README.md

---
base_model: unsloth/phi-3.5-mini-instruct-bnb-4bit
library_name: peft
---
# Model Card for Fine-tuned Phi-3.5-mini-instruct for MCQ Generation

## Model Details

**Model Description**

This model is a fine-tuned version of `unsloth/Phi-3.5-mini-instruct` (an optimized 4-bit version of `microsoft/Phi-3-mini-4k-instruct`). It has been fine-tuned using Low-Rank Adaptation (LoRA) specifically for the task of generating multiple-choice questions (MCQs) in JSON format based on provided context text. The fine-tuning was performed using the script provided in the context.

* **Developed by:** Fine-tuned based on the provided script. Base model by Microsoft. Optimization by Unsloth AI.
* **Funded by [optional]:** [More Information Needed]
* **Shared by [optional]:** [More Information Needed]
* **Model type:** Language Model (Phi-3 architecture) fine-tuned with QLoRA.
* **Language(s) (NLP):** English
* **License:** The base model `microsoft/Phi-3-mini-4k-instruct` is licensed under the MIT License. The fine-tuned adapters are subject to the base model's license and potentially the license of the training data (`asanchez75/medical_textbooks_mcq`). Unsloth code is typically Apache 2.0. Please check the specific licenses for compliance.
* **Finetuned from model:** `unsloth/Phi-3.5-mini-instruct` (4-bit quantized version).

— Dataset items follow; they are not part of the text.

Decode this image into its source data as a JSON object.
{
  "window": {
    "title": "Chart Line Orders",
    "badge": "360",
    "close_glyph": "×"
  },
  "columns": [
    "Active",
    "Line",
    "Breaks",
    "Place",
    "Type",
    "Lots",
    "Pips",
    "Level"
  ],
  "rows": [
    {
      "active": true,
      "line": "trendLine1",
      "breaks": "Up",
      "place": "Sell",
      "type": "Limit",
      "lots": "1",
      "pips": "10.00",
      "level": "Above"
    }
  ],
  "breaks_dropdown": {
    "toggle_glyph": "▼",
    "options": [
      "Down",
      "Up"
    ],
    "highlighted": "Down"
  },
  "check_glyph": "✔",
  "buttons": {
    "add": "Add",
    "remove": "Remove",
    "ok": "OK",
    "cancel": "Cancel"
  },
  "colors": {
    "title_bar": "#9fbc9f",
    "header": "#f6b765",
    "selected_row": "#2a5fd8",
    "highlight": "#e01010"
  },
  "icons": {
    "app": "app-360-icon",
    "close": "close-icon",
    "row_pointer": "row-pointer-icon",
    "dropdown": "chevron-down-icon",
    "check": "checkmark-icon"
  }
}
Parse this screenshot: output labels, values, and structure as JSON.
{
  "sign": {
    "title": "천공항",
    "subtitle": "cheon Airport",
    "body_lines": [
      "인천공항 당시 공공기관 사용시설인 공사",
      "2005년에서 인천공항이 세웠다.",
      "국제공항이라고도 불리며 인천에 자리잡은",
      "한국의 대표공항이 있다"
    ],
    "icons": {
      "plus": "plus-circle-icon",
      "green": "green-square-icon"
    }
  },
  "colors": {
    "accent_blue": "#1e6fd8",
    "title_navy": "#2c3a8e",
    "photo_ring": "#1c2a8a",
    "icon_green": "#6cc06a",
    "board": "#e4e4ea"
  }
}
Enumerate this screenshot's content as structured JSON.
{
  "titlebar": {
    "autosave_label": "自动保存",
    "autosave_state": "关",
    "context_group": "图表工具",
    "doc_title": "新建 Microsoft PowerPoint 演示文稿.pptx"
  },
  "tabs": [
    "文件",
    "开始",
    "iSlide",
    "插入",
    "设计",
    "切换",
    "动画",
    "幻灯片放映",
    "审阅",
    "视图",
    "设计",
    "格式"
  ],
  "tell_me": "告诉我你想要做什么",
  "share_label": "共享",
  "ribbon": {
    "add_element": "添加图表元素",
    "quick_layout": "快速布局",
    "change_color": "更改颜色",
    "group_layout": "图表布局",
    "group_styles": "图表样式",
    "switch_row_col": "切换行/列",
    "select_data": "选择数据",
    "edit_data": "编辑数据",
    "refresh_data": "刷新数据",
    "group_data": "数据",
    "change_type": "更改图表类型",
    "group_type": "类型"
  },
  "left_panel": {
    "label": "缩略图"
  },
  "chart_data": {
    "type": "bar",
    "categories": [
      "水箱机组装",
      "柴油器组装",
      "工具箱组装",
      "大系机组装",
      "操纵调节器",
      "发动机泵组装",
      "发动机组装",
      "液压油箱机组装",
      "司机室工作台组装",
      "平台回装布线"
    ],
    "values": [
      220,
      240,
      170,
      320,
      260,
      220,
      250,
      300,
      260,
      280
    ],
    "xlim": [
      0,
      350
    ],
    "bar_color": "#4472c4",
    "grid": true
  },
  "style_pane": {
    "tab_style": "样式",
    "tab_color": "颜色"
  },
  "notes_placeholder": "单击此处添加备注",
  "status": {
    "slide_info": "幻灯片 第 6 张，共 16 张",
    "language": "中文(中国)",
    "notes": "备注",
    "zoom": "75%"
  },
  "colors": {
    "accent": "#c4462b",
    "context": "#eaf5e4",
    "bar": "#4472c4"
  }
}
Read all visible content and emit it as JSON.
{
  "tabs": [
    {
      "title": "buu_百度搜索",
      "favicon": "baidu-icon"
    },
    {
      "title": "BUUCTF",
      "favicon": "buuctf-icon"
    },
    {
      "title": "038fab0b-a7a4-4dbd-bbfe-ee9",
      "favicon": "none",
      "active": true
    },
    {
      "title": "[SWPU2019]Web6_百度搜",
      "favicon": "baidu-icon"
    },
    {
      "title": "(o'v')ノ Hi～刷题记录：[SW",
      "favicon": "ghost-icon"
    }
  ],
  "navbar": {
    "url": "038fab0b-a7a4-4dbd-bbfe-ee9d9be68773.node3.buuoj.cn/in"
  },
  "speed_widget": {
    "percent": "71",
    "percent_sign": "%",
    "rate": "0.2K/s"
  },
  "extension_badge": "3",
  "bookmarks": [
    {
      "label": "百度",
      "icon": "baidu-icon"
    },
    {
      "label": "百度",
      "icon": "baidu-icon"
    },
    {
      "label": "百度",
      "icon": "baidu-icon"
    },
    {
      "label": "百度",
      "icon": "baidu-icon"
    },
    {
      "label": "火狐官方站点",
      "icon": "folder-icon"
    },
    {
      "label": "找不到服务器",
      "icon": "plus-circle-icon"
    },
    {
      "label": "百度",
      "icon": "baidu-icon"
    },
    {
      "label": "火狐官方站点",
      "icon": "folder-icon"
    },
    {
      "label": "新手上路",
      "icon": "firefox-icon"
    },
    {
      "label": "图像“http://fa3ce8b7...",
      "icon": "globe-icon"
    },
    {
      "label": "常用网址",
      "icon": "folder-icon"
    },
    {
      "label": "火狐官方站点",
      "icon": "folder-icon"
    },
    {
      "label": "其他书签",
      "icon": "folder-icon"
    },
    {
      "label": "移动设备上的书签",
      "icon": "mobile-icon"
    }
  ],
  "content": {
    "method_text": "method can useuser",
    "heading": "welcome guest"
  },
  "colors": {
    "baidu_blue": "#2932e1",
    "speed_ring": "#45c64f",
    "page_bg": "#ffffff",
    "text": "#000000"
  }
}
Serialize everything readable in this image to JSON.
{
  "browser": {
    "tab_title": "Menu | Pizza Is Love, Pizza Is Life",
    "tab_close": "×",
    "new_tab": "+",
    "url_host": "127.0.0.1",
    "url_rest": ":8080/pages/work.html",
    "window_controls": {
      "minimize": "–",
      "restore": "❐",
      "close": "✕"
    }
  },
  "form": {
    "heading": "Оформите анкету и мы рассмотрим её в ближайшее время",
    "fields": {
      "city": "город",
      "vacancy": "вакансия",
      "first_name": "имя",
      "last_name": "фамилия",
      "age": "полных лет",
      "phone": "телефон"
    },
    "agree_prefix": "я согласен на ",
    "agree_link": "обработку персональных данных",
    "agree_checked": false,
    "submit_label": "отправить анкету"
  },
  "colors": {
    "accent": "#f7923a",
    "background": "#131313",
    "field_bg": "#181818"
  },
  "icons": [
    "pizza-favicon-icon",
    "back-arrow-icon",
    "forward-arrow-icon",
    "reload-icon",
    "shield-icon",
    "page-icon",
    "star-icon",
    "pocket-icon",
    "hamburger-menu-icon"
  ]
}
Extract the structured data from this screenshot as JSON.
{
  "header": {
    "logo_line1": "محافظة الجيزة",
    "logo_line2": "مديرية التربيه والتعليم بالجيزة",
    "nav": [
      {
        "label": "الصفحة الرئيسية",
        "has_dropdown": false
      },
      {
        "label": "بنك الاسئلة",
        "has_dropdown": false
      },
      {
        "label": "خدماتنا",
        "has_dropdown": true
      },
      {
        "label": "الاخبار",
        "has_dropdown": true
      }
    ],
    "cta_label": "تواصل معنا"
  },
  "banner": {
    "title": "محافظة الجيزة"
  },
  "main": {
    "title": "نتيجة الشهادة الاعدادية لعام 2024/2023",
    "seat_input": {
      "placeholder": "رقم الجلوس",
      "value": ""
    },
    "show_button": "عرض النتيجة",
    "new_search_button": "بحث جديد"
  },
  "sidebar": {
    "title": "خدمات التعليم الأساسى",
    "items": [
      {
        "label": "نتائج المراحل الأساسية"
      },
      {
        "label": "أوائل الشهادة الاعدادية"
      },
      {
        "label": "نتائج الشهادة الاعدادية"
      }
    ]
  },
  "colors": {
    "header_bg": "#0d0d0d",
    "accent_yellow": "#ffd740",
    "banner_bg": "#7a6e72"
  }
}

**Model Sources [optional]**

* **Repository:** [More Information Needed - Link to where the fine-tuned adapters are hosted, if applicable]
* **Paper [optional]:** [Link to Phi-3 Paper, e.g., https://arxiv.org/abs/2404.14219]
* **Demo [optional]:** [More Information Needed]

## Uses

**Direct Use**

This model is intended for generating multiple-choice questions (MCQs) in a specific JSON format, given a piece of context text. It requires using the specific prompt structure employed during training (see Preprocessing section). The primary use case involves loading the base `unsloth/Phi-3.5-mini-instruct` model (in 4-bit) and then applying the saved LoRA adapters using the PEFT library.

**Downstream Use [optional]**

Could be integrated into educational tools, content creation pipelines for medical training materials, or automated assessment generation systems within the medical domain.

**Out-of-Scope Use**

* Generating text in formats other than the targeted MCQ JSON structure.
* Answering general knowledge questions or performing tasks unrelated to MCQ generation from context.
* Use in domains significantly different from the medical textbook context used for training (performance may degrade).
* Use without the specific prompt format defined during training.
* Generating harmful, biased, or inaccurate content.
* Any use violating the terms of the base model license or the dataset license.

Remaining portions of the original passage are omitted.